Salah satu penyebab hal ini, pintu-pintu air yang
fungsinya membagi air dari saluran induk ke tersier hingga ke sawah-sawah tidak
berfungsi dengan baik, bahkan banyak yang sudah rusak berat dan tidak bisa digunakan sebagai mana mestinya. Upaya
yang dilakukan petani yaitu menggantinya dengan kayu atau balok agar air dapat naik ke
saluran tersier.
Haji
Ijang Supriadi, seorang petani asal Desa Pasirkamuning Kecamatan Telagasari
meminta pemerintah segera mempebaiki bendungan-bendungan air (bodeman) yang
rusak. Haji Ijang yang juga Ketua GAPOKTAN RESEP MAKAYA, menunjuk bodeman
Kalibuaya dan bodeman Cinyemplak sebagai bodeman yang sepertinya dibiarkan
rusak, sehinngga system pembagian air tidak normal. Tidak jarang karena
persoalan pembagian distribusi air yang tidak teratur menjadi bahan percekcokan
antar petani.
“Bodeman-bodeman
buatan Belanda itu belum pernah diperbaiki, bahkan terkesan dibiarkan rusak.

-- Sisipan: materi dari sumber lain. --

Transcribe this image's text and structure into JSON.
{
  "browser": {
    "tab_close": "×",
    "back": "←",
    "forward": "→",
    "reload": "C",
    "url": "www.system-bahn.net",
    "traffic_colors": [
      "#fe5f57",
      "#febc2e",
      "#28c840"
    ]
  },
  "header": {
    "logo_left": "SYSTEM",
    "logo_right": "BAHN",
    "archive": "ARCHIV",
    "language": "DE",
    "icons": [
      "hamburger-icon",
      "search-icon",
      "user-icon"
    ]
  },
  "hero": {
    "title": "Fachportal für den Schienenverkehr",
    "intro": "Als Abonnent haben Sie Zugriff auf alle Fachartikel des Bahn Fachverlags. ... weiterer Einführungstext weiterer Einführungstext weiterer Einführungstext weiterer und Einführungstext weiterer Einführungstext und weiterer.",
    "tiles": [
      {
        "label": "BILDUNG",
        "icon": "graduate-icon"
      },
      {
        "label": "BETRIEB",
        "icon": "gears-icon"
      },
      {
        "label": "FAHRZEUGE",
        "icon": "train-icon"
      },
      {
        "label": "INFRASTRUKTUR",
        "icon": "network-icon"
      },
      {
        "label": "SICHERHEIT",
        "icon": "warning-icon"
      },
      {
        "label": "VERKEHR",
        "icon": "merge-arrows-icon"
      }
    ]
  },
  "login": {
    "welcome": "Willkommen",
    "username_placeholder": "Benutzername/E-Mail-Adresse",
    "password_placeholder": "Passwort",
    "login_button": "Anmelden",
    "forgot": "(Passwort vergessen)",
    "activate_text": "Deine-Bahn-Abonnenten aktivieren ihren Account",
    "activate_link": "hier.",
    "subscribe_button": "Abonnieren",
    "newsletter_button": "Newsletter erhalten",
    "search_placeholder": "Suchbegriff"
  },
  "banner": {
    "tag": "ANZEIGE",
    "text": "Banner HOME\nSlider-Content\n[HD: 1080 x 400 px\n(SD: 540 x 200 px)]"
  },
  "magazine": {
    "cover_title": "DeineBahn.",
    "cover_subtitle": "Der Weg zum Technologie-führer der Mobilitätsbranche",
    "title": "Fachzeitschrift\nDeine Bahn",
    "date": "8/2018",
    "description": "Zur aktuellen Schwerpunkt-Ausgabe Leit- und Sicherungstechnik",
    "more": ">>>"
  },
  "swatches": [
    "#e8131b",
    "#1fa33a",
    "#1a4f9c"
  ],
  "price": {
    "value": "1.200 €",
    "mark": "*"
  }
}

Padahal petani sangat berkepentingan dengan sistem pengaturan air yang
terkontrol baik dan juga adil. Ada oknum-oknum yang sering memanfaatkan kondisi
ini dengan melakukan tutup buka pintu air untuk kepentingan pihak-pihak
tertentu, yang sering mengakibatkan
perekcokan. Untuk mengatasi hal ini saya minta para pejabat pemerintah
memberikan perhatian serius pada persoalan ini ”. Demikian ungkapan Haji Ijang di “base camp” Kelompok Tani Resep
Makaya 1 (Rabu,21/08).
Di
tempat yang sama, tokoh tani lainnya, H.Endang mengkritisi pembangunan turap
yang banyak dilakukan pemerintah. Dia menyoroti pembangunan turap asal-asalan, sering
tidak efektif, kurang bermanfaat, karena tidak memperhatikan kualitas, cenderung menghambur-hamburkan uang.
“Contohnya turap di sawah saya itu tingginya
sih tinggi tapi ke bawahnya tidak digali, akhirnya yang di haji Ade roboh, yang
di sawah saya bocor-bocor, sampai saya buat galengan lagi, abisnya sawah saya
banjir terus. Begitu, pak, makanya itu jadi sarang tikus dan sulit
membasminya”, demikian ungkap Haji Endang yang akrab dipanggil Haji Endang
Karung.
Lebih
lanjut Endang Karung mengharapkan daripada uang Negara digunakan untuk membuat
yang tidak bermanfaat mendingan di arahkan untuk memperbaiki
bendungan-bendungan air yang rusak, memperbaiki system distribusi air.
Sampai
tulisan ini dipublikasi, belum ada konfirmasi hal tersebut pada pejabat-pejabat
terkait.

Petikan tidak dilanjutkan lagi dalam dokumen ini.